Mohon tunggu...
R Andi
R Andi Mohon Tunggu... -

.

Selanjutnya

Tutup

Sosbud

The Golden Circle, Kenapa Saya Islam?

2 Agustus 2011   11:19 Diperbarui: 26 Juni 2015   03:09 305
+
Laporkan Konten
Laporkan Akun
Kompasiana adalah platform blog. Konten ini menjadi tanggung jawab bloger dan tidak mewakili pandangan redaksi Kompas.
Lihat foto
Sosbud. Sumber ilustrasi: KOMPAS.com/Pesona Indonesia

Dalam memahami, menilai sampai akhirnya mempercayai sesuatu kita pada umumnya akan melewati proses dimana kita harus menemukan jawaban atas pertanyaan What (Apa), How (Bagaimana) dan Why (Kenapa). Dalam ilmu Filosofi dikenal dengan Teori Nilai (Value Theory). Juga, Plato dalam Socratic Dialogue mengenalkan kita tentang Metode Socratis (Socratic Method, oleh Socrates, yang dianggap cikal bakal ilmu pengetahuan modern) yang menjabarkan bahwa untuk memecahkan suatu masalah, seseorang perlu mencari jawaban atas pertanyaan-pertanyaan secara bertahap sampai akhirnya ditemukan jawaban yang dicari. Pada umumnya, alaminya,  urutan proses tersebut akan dimulai dengan menjawab pertanyaan Apa, lalu Bagaimana dan pada akhirnya kita akan dibawa ke ultimate-question, pertanyaan paripurna Kenapa. Pikiran saya yang sederhana mendefinisikan Apa itu sebagai pertanyaan yang memberikan jawaban atas pengetahuan/wawasan, Bagaimana memberikan jawaban untuk kreativitas dan pada akhirnya Kenapa akan memberikan jawaban filosofis. Tahapan alami dari pertanyaan-pertanyaan tersebut adalah dimulai dari Apa, Bagaimana dan Kenapa. Contohnya seorang pelukis akan bertanya-tanya lukisan Apa yang akan dia buat, setelah mendapat jawabannya ia akan masuk ke tahap Bagaimana ia akan melukisnya dan pada akhirnya ia harus bisa meyakinkan orang Kenapa lukisannya layak dihargai atau dimiliki. Seringkali orang sudah bisa menjawab pertanyaan Apa dan Bagaimana, tapi pada akhirnya menjadi tidak produktif, bingung dan bahkan gagal karena tidak mampu menjawab pertanyaan Kenapa (melakukan hal ybs.) Seorang jenius, yang memang biasanya berbeda dari kebanyakan, bisa jadi akan memulai dari pertanyaan Kenapa. Karena dengan kekayaan pikirannya ia akan bisa langsung masuk ke inti permasalahan. Simon Sinek mengenalkan proses ini sebagai "The Golden Circle", -Start with Why- dimana Why ada di lingkaran paling dalam. Seperti contohnya perusahaan Apple, mereka mampu menguasai pasar tablet karena dipandang mampu menawarkan jawaban atas Kenapa orang harus memiliki produknya (Ipad), tidak sekedar bisa menawarkan Apa produk yang mereka punya atau Bagaimana produknya yang canggih, processor yang cepat dsb. mampu melakukan sesuatu seperti halnya yang dilakukan kompetitornya. Inovasi mereka diawali dari Kenapa mereka harus masuk ke pasar tablet (membuat produk Ipad) sampai pada akhirnya bisa meyakinkan orang untuk setuju bahwa mereka memerlukan tablet (Ipad) dalam kehidupan sehari-hari.
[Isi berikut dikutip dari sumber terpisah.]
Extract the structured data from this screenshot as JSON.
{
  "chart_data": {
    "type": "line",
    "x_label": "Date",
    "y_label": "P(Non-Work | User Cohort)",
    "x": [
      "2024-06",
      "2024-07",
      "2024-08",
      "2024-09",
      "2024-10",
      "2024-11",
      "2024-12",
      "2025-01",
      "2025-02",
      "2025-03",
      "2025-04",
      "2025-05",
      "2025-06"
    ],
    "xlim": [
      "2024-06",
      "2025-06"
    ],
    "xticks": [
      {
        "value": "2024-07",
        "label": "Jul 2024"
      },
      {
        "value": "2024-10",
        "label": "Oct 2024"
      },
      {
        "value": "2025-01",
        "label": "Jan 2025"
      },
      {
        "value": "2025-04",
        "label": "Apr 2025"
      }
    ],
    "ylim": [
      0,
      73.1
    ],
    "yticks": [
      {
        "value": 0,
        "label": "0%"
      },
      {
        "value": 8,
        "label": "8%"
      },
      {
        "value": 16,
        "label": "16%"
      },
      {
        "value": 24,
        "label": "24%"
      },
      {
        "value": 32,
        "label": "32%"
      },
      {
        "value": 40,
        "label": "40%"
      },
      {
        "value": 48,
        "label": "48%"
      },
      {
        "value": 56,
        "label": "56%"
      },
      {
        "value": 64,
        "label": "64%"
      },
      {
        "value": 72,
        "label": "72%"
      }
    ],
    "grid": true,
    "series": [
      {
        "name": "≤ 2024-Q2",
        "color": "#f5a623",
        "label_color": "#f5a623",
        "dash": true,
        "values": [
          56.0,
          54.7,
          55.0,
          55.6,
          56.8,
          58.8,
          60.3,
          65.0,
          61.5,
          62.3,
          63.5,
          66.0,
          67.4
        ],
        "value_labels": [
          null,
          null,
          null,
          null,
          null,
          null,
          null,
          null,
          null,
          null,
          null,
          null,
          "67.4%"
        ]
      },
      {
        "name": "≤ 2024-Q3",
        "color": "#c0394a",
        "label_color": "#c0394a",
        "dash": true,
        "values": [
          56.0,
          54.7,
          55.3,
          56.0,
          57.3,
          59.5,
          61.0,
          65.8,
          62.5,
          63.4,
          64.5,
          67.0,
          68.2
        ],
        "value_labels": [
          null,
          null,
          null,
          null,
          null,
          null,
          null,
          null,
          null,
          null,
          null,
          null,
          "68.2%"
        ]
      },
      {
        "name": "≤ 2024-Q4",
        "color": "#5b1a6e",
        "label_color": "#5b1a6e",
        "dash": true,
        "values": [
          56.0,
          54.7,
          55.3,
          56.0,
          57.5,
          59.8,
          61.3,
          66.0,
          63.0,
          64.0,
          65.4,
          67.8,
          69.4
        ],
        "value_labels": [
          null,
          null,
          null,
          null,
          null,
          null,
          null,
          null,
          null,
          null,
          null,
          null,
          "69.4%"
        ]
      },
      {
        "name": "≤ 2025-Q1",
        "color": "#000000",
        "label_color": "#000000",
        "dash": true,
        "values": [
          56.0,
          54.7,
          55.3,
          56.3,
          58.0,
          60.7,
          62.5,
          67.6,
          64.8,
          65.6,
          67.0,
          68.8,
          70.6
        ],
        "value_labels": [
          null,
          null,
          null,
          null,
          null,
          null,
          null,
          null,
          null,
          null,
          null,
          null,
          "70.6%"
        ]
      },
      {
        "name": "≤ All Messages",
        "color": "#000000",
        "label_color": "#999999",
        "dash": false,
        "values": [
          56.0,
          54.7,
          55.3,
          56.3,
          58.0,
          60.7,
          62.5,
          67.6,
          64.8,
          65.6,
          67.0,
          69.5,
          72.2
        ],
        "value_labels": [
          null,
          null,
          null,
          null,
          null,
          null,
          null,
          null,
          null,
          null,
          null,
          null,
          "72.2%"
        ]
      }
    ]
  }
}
Video Simon Sinek : How great leaders inspire action

http://www.youtube.com/watch?v=qp0HIF3SfI4

Apakah "The Golden Circle" ini juga berlaku atas permasalahan kepercayaan (Agama) ?

Beberapa tahun belakangan ini, mungkin seperti halnya juga Anda dan orang-orang pada umumnya yang mulai mulai menginjak 'tua' dan mulai bertanya tentang hidup, saya dihantui oleh pertanyaan Kenapa saya ber-Islam ? Kenapa tidak Kristen, Hindu atau agama lainnya ? Apakah karena orang tua saya Islam ?  Lalu bagaimana seandainya orang tua saya bukan Muslim ?  Sampai kepada turunannya, misalnya kenapa saya membaca Al-Quran (tadarus) meskipun tidak mengerti bahasa Arab ?

Wajar bahwa setiap pemeluk Agama diajarkan bahwa Agama masing-masing lah yang paling benar.  Tapi pada tahap ini, saya tidak puas dengan jawaban normatif, pertanyaan yang muncul lebih berupa self-question, pertanyaan untuk diri sendiri dan butuh jawaban yang jujur dari diri sendiri.

Saya adalah orang Jawa, kedua orang tua saya juga Jawa, saya dilahirkan (kata orang tua saya) dan dibesarkan di Klaten (tentu saja di Jawa, Jawa Tengah). Klaten, berada di antara Yogyakarta dan Surakarta yang tentu saja termasuk wilayah pusat peradaban Hindu (Dinasti Sanjaya, Mataram Kuno) dan Islam (Mataram Islam) pada masa kejayaan masing-masing.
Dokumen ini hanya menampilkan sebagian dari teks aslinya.